Multi-region EKS for a global HR platform

The problem

An AI-native HR operating system was growing its customer base across continents. A single-region AWS setup had worked during the early phase, but it could not hold. HR data is sensitive - customers in Europe, Asia, and North America had legitimate expectations that their employee data would stay in their region, and latency to a distant cluster was already becoming a friction point in sales conversations.

Beyond data residency and latency, there was an operational consistency problem. Without a deliberate multi-region design, each regional deployment becomes a one-off: different configs, different runbooks, different failure modes. The platform sat on a trusted enterprise SaaS foundation - it had to be operated with the same rigour in every region, not improvised.

What we built

The solution is a repeating regional unit - the same cluster topology, the same service stack, the same Terraform module - deployed into each AWS region where customers need to be. Adding a new region is not a project; it is applying the same pattern to a new target.

Multi-region EKS topology. Each region runs one or more Amazon EKS clusters. Each cluster lives in its own dedicated VPC with non-overlapping CIDR ranges, sized so all VPCs remain VPN-routable if the company needs centralised access in future. Clusters are independent - a failure in one region does not cascade.

Multi-region EKS topology: independent region-local clusters across AWS regions

Per-region service stack.
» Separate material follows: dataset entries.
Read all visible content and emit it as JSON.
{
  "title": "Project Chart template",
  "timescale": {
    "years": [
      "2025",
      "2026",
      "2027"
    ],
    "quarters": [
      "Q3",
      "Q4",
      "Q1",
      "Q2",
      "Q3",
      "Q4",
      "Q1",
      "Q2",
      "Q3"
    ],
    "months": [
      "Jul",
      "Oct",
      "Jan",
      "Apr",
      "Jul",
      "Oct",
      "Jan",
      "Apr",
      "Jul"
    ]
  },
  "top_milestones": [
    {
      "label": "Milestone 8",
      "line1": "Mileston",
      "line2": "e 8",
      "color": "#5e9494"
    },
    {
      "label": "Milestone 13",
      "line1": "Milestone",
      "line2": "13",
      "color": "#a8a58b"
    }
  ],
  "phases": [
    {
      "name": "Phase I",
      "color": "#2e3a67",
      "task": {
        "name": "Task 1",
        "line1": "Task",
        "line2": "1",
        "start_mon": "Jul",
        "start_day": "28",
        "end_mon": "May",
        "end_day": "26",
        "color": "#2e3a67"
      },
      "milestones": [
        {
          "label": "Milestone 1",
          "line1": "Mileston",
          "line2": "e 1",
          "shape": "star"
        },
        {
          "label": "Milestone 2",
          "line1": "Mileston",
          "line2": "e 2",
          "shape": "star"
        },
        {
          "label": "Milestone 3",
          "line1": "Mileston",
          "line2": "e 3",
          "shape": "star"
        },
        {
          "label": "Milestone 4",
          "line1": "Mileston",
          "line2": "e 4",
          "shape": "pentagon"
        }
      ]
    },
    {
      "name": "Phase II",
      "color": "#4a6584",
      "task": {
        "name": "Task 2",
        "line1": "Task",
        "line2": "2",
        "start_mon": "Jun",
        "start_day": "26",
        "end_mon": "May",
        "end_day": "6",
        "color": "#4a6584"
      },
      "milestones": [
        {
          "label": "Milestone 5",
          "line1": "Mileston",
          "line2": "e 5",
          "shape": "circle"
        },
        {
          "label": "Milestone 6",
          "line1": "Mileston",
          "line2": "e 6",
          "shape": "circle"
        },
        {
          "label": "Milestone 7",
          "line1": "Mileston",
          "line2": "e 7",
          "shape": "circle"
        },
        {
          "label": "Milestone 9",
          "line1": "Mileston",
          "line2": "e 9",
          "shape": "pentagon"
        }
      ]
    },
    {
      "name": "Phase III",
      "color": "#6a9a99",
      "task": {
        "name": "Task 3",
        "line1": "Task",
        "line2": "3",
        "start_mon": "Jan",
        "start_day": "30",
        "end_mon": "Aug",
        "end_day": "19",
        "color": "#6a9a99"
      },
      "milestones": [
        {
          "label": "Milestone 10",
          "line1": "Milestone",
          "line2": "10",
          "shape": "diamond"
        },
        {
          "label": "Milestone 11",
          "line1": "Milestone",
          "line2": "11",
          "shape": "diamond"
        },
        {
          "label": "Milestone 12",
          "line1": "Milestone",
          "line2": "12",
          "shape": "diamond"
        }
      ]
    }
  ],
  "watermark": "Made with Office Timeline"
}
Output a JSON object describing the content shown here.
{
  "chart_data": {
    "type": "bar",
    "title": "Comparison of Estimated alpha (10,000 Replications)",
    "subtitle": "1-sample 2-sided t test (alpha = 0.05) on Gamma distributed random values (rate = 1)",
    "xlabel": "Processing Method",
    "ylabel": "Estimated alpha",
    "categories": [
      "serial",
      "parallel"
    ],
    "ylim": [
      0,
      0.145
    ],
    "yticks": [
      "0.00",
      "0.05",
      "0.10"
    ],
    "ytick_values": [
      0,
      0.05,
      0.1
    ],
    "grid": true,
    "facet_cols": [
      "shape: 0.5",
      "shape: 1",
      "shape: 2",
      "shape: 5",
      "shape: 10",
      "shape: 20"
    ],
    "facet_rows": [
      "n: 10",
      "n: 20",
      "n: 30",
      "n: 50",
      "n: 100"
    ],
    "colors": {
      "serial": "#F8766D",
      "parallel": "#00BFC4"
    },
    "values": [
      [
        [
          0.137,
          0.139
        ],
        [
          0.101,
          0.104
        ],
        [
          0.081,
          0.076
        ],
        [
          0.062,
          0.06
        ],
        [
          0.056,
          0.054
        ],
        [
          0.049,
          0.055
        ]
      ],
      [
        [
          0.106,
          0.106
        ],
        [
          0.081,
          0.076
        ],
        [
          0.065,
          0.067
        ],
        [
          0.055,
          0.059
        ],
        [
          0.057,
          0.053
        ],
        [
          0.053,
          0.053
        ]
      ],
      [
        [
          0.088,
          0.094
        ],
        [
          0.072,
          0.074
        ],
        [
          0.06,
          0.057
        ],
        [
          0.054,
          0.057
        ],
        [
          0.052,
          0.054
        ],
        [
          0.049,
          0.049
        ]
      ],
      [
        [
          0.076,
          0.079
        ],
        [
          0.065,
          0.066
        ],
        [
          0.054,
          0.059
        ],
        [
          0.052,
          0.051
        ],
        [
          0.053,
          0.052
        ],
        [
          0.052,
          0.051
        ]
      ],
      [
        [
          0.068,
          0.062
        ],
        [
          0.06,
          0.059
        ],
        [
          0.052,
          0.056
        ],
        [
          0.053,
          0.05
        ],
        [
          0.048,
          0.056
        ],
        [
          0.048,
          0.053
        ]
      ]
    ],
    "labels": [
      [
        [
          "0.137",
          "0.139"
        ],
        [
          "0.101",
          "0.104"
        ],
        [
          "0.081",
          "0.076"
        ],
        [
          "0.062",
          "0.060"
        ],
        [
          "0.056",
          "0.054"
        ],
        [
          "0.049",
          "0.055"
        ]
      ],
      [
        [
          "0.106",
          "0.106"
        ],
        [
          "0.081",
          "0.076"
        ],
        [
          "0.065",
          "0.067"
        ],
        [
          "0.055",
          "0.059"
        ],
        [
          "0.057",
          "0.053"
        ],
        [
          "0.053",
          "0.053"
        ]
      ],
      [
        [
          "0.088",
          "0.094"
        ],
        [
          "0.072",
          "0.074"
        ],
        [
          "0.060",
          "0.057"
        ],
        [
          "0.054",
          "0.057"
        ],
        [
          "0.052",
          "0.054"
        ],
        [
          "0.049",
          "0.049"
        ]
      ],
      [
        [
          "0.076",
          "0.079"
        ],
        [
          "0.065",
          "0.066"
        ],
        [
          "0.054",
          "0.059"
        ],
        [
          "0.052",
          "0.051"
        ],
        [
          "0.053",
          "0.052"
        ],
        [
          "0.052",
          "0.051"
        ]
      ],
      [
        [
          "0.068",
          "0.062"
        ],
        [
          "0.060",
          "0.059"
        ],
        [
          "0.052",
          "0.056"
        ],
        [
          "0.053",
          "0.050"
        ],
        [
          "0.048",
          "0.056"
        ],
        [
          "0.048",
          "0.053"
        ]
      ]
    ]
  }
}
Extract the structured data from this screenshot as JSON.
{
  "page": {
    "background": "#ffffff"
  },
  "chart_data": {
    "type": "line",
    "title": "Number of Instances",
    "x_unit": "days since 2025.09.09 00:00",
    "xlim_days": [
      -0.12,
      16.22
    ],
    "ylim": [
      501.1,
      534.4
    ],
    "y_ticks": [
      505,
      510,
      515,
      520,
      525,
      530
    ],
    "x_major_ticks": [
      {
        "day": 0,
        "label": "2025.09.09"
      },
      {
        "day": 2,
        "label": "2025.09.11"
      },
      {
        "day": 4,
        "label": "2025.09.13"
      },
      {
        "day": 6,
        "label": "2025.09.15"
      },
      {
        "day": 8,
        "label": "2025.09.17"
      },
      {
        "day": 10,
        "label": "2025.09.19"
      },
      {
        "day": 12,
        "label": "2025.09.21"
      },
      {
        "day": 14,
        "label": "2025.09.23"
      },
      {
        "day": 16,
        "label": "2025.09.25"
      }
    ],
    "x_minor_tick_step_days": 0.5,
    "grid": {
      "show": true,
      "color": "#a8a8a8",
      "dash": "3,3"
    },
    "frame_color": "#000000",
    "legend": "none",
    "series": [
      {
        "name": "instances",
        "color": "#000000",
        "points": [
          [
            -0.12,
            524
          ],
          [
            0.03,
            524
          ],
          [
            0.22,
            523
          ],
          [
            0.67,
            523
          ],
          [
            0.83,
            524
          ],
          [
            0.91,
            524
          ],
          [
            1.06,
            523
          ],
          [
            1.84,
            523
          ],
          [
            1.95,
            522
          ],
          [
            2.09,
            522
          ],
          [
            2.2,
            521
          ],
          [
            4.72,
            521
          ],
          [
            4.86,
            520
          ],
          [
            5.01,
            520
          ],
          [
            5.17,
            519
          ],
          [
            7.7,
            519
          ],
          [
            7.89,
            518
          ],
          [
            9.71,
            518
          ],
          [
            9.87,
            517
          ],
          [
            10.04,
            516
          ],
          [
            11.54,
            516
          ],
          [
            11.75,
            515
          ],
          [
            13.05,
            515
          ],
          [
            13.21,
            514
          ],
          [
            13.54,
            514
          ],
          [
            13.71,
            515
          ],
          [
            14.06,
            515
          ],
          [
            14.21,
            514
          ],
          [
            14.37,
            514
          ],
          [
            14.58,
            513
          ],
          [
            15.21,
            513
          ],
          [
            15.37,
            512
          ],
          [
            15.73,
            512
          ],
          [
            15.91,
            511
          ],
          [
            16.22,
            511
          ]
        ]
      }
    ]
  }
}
Every region runs the same set of services:

  • Amazon RDS (PostgreSQL) - managed relational database, Multi-AZ for availability. HR data stays in region.
  • Apache Kafka - in-cluster event backbone for async workflows and HR process orchestration.
  • Redis - in-cluster caching layer for session data and frequently accessed HR records.
  • Amazon Bedrock - AI capability layer powering the AI-native features of the HR product, accessed per-region.

Per-region service stack: EKS clusters with RDS, Kafka, Redis and Amazon Bedrock inside dedicated VPCs

Networking and access. Each VPC has its own bastion host for operator access, supporting SSH, SSM Session Manager, and EC2 Instance Connect. AWS-GitHub OIDC handles CI/CD pipeline authentication - no long-lived credentials in GitHub secrets. Terraform remote state is stored in S3 per region with state locking.

Consistent deployment model. The entire regional stack is a Terraform module, parameterised by region and cluster size. Deploying to a new region is terraform apply with a new tfvars file. The same Helm charts deploy the application layer to every cluster via Argo CD with app-of-apps, so rollouts are consistent and auditable across regions.

Key outcomes

  • Region-local by default. Every customer's workloads and data run in the nearest AWS region. Data residency requirements are met at the topology level, not patched in after the fact.
  • Each cluster in its own VPC. Non-overlapping CIDRs across all VPCs keep routing clean and the fleet VPN-ready for centralised access when needed.
  • Consistent everywhere. The same Terraform module, Helm charts, and Argo CD app-of-apps deploy to every region. A new region is a config change, not a build.
  • Independent by design. Clusters are not interconnected. A regional failure stays regional - no blast radius across the fleet.
  • Secure access without static credentials. Every VPC bastion supports SSH, SSM Session Manager, and EC2 Instance Connect. AWS-GitHub OIDC handles CI/CD with no long-lived secrets.
  • AI capabilities where needed. Amazon Bedrock integrates per-region, keeping AI feature calls close to the data they operate on.